[QGIS-Developer] QGIS standalone script examples

Paul Wittle paul.wittle at dorsetcouncil.gov.uk
Mon May 24 05:54:11 PDT 2021


Hi,

So I've now run another test using your script with literally just the read then save commands and the result is the same so I think we can pretty much ignore anything related to adding the layer as it is more a case of it just losing lots of the project file on save...which is odd...but as you say perhaps it is an Oracle issue.

Unfortunately I can't simply exclude Oracle as that is currently our spatial database provider and whilst we are migrating to PostgresSQL that will be a while so I do need a solution that leaves those layers alone really.

I've run the function you suggest and the prefix path should be:
QgsApplication.setPrefixPath('C:/programs/QGIS_3/apps/qgis', True)

So that is <%install_dir%/apps/qgis> if anyone else is trying to work out where that would be.

I didn't have that set correctly...but I do now... and it still has the same result.

I will investigate the Oracle side a bit more to see if that is the issue but I should point out that python is not generally available (banned by our security policy) so the script is run using the same method as the Windows batch files which open the application. It is possible that the batch file mounts things in all sorts of places so perhaps you are right and it can't find the Oracle libraries.

The batch commands I'm referring to include o4w_env.bat, qt5_env.bat and py3_env.bat which I believe are default with the install so hopefully you can see them.

That said, I would have expected a script that simply says Open > Save with no changes would not save anything but the changes so standalone scripts don't seem particularly safe to use. On the flip side; the documentation doesn't really say they are particularly safe so that is not really a complaint so much as an observation that the write command is basically a rewrite of the project file even if you don't change anything at all.

My joys of being stuck with Windows and Oracle continue...I will continue to try and work it out.

Thanks again for your help,
Paul

-----Original Message-----
From: Richard Duivenvoorde <rdmailings at duif.net>
Sent: 24 May 2021 13:10
To: Paul Wittle <paul.wittle at dorsetcouncil.gov.uk>
Cc: qgis-dev <Qgis-developer at lists.osgeo.org>
Subject: Re: [QGIS-Developer] QGIS standalone script examples

On 5/24/21 1:39 PM, Paul Wittle wrote:

> Thanks for that; it is great to see your script.
>
> I tried running it with our own project file and the results are the same
>
> (hence direct message so you can see the screenshot)
>
> You can see it goes from 1250KB to 593KB and for some reason all the Oracle layers become invalid. I don’t think it is worth worrying so much about that though as that may be just a symptom rather than the cause.
>
> Out of interest; what path is actually meant to go into the prefix path? Is it meant to point at the installation bin directory or the user profile?
>
> I wonder if I’m just setting that field incorrectly.
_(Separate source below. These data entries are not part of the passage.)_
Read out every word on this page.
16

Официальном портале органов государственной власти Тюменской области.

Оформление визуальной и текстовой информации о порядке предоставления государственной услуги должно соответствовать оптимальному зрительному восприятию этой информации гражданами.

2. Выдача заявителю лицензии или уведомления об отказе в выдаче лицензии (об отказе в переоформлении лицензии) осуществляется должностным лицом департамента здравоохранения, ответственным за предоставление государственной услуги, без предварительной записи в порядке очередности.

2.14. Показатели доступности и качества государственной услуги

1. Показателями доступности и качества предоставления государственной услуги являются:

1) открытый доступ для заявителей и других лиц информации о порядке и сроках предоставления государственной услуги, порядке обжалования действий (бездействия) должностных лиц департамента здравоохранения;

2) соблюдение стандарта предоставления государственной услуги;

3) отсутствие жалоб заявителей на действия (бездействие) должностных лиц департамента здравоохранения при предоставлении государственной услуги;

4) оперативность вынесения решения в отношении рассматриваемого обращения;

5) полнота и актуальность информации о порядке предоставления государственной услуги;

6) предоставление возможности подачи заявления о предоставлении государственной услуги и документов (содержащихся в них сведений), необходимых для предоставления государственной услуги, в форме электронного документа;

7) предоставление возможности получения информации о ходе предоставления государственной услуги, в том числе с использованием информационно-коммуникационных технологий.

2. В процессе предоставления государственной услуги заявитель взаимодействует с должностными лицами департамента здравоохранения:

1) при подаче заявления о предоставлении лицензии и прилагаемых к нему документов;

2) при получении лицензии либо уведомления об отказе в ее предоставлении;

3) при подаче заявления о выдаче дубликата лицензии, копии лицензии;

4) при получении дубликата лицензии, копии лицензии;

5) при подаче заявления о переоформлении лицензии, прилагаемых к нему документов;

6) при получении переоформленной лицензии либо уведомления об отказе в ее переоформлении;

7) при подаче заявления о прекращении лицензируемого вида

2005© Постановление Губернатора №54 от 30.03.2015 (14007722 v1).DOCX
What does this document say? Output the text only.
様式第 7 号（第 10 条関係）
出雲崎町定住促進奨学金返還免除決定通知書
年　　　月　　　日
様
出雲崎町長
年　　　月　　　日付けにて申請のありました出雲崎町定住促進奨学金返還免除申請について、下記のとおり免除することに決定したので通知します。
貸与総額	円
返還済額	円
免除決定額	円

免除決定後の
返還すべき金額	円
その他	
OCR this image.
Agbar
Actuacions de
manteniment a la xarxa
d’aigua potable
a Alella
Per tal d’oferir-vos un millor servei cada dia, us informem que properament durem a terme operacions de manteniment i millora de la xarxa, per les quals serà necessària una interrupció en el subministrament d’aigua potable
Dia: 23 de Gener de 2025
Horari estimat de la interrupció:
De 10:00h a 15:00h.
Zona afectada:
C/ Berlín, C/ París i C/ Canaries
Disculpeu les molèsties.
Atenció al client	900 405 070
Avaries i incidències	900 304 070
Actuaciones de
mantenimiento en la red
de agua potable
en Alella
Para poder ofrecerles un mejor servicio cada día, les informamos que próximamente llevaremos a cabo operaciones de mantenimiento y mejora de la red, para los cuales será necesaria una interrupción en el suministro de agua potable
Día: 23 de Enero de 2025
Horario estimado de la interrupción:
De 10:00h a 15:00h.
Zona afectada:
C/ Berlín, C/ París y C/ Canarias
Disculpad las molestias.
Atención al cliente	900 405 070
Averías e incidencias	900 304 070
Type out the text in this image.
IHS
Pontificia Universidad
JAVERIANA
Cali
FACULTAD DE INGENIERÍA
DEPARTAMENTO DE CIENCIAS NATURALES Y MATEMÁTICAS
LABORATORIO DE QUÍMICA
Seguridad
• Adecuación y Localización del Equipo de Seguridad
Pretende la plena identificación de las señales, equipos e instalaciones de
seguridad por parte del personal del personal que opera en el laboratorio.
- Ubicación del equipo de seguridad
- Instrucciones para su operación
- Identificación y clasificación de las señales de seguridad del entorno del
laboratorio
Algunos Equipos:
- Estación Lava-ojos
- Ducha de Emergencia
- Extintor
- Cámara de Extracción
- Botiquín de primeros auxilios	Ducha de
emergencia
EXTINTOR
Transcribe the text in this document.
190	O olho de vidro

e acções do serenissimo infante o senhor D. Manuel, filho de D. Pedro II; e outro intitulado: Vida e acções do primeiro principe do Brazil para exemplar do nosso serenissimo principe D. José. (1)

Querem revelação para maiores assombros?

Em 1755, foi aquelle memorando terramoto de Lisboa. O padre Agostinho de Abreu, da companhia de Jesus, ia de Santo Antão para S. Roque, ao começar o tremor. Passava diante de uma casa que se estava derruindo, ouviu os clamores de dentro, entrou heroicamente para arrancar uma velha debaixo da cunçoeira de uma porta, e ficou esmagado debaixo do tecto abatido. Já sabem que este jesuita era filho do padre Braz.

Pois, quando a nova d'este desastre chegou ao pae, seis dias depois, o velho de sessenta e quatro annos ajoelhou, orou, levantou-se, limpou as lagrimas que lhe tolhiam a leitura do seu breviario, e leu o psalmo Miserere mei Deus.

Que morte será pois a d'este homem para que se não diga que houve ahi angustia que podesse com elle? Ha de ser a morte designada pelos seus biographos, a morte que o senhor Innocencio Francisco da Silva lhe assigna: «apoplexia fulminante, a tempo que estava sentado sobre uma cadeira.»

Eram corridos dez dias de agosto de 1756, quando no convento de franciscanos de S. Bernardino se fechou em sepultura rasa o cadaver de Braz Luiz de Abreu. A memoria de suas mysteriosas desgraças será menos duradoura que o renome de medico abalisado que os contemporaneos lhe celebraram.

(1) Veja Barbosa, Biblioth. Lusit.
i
Hi Paul ( bringing it to qgis-dev again :-) ),

The prefix path can be found by running in QGIS in the python console:

QgsApplication.prefixPath()

(from https://docs.qgis.org/3.16/en/docs/pyqgis_developer_cookbook/intro.html#using-pyqgis-in-standalone-scripts)

This add's (for your script or for QGIS) the main directory for the application to search for libraries (in my case PREFIX/lib) and/or header files (in my case PREFIX/include). This is actually the install dir.

Thinking about that, for QGIS to be able to load Oracle layers, you have to have Oracle OCI libs installed (you probably have otherwise you would not be able to load Oracle layers in QGIS). But depending on HOW you installed them, maybe your script cannot load the Oracle dll's/lib's? And thus is unable to load them in your script?
In another case I installed the oci libs outside of the QGIS lib dir, and I really had to point to them (on Linux using the LD_LIBRARY path variable and the prefix path).
Maybe that is indeed the problem?

Another observation is that you are referencing ogr modules in your script. Are you maybe mixing up different ogr-versions/libraries, by mixing the ogr from your QGIS install with an ogr from 'pip install'? Note that the QGIS Oracle-provider is NOT ogr based if I am correct (altough you CAN have an ogr which can open Oracle if compiled against the Oracle libs, to make it more difficult :-) )

So if you leave out the Oracle stuff, (or maybe instead use Postgis as test), it 'just works'?